Érico Firmo política

Vítimas da farsa da cloroquina

Muita gente morreu por causa do estudo que difundiu o chamado "kit Covid", dos profissionais que o adotaram contra as evidências e dos políticos que o usaram como palanque
Bolsonaro, entusiasta da cloroquina (Foto: Mateus Bonomi/AGIF/AE)
Foto: Mateus Bonomi/AGIF/AE Bolsonaro, entusiasta da cloroquina

No último mês de dezembro, o estudo que difundiu o uso de cloroquina e hidroxicloroquina no tratamento contra Covid-19 teve a publicação cancelada pela revista científica que o divulgou originalmente. A revista científica International Journal of Antimicrobial Agents se retratou e tornou inválida a publicação realizada em 19 de março de 2020, de autoria do infectologista francês Didier Raoult e mais 17 autores. O trabalho, assim, está formalmente excluído da literatura científica.

O estudo se tornou instrumento político pelo mundo, com muita ênfase no Brasil. A aposta no tratamento inútil virou estratégia de governo, numa decisão que passa pelo Ceará.

O trabalho sugeria que a hidroxicloroquina combinada com o antibiótico azythromicina seria a cura para a Covid-19. Trouxe esperanças, mas eram resultados preliminares de uma pesquisa feita com número muito pequeno de pessoas — 42 pacientes. Os problemas estavam evidentes em março de 2019 e as críticas foram imediatas. Mesmo assim, médicos começaram a usar o tratamento.

A tragédia se consumou quando políticos — notadamente Donald Trump e Jair Bolsonaro, que na época presidiam os maiores países da América — passaram a difundir aos devotos que a Covid-19 não era tão grave e que aquela seria a cura. O discurso de ambos era messiânico, como se eles estivessem banindo a peste. Tinha tom de revelação, como se desfizesse uma suposta farsa da pandemia.

Meses depois, estudo com 30 mil pacientes atestou que o tratamento é ineficaz.
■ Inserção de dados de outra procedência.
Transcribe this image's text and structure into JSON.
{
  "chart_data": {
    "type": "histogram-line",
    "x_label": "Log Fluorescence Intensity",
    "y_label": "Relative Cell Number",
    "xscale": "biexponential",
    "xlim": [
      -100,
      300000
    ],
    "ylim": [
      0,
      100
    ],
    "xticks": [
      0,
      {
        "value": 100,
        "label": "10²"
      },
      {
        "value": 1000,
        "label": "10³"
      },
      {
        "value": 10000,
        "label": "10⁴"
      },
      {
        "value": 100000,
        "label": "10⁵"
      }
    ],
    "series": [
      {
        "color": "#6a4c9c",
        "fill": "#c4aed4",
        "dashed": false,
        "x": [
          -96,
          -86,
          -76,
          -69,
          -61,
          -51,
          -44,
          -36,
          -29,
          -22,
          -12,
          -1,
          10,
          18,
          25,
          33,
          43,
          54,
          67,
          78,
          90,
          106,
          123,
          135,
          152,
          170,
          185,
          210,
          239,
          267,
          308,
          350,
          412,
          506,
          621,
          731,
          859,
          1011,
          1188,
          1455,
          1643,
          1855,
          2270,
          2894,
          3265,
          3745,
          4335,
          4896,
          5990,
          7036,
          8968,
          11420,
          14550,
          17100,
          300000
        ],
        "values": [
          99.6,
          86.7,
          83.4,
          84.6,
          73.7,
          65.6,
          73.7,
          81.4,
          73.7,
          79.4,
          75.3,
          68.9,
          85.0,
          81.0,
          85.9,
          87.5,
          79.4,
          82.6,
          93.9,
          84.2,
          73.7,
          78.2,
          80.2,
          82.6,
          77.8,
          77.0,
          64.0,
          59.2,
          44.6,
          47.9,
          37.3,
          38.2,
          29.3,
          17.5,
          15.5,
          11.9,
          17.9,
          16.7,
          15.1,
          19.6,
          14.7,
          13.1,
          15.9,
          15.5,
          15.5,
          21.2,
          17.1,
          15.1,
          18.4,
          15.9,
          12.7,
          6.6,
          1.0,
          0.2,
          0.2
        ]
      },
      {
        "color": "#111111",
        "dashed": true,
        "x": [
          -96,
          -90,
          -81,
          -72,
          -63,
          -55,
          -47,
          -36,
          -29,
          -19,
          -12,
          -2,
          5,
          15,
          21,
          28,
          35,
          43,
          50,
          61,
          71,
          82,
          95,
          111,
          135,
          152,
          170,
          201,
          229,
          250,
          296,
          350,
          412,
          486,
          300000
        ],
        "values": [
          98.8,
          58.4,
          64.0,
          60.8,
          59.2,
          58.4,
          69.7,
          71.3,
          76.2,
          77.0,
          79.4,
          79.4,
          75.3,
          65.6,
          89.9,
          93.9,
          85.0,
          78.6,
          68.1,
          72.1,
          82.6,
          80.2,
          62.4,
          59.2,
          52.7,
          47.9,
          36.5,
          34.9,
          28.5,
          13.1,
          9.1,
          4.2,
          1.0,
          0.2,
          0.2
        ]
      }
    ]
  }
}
A quase totalidade dos médicos e cientistas abandonou o uso dos medicamentos para tratar Covid-19 e buscou divulgar o erro. Àquela altura, já era difícil encontrar quem ainda insistia no método sem estar politicamente comprometida em algum grau. Os que assim agiram foram coniventes com um dos mais graves erros da história recente da ciência, seja por incapacidade ou coisa pior.

A retratação da revista demorou mais de quatro anos. O motivo para a insistência era a recusa do principal autor, Didier Raoult, em reconhecer o erro. Ele chegou a admitir que a cloroquina não reduzia as mortes por Covid-19 nem a necessidade de UTI e de o paciente precisar de oxigênio. Insistia, todavia, na defesa do tratamento.

Porém, constatou-se que houve muitos problemas metodológicos, como ausência de grupos de controle, faltas éticas relacionadas às regras para pesquisa sobre pessoas, e até mesmo suspeita de manipulação. Pacientes que morreram sob tratamento foram omitidos das estatísticas. Diante disso, três dos autores retiraram as assinaturas do trabalho. Então, à revelia do líder da pesquisa, a revista cancelou a publicação.

Didier Raoult, depois de outras punições, está proibido de exercer a medicina por dois anos, a partir de 1º de fevereiro de 2025, por decisão do Conselho Nacional da Ordem dos Médicos (CNOM) da França.

Raoult nega as mudanças climáticas e é crítico da vacinação obrigatória na França. Em 2006, ele e a equipe foram suspensos por um ano de revistas editadas pela American Society for Microbiology, por suspeita de fraude.

No Brasil, o trabalho estapafúrdio de Raoult serviu para vender ilusões, minimizar a gravidade da Covid-19 e substituir a ação governamental contra a Covid-19, ao desviar as atenções da prevenção e da vacinação.

A cloroquina e os políticos cearenses

O ativismo do governo Bolsonaro em relação à cloroquina teve como operadora, no Ministério da Saúde, a médica Mayra Pinheiro, que chegou a receber apelido jocoso relacionado ao tratamento. Ela era cogitada para ser secretária da Saúde de Fortaleza se André Fernandes (PL) fosse eleito prefeito. Mayra é suplente de deputado federal pelo PL e exerceu mandato na Câmara dos Deputados, em Brasília até quinta-feira, porque Fernandes estava licenciado desde setembro. Ele reassumiu o mandato nessa sexta-feira, 10.

Ainda na bancada federal cearense, o uso da cloroquina teve como empedernido defensor o senador Luis Eduardo Girão (Novo). Muita gente morreu por causa do estudo que difundiu o chamado “kit Covid”, dos profissionais que o adotaram contra as evidências e dos políticos que o usaram como palanque.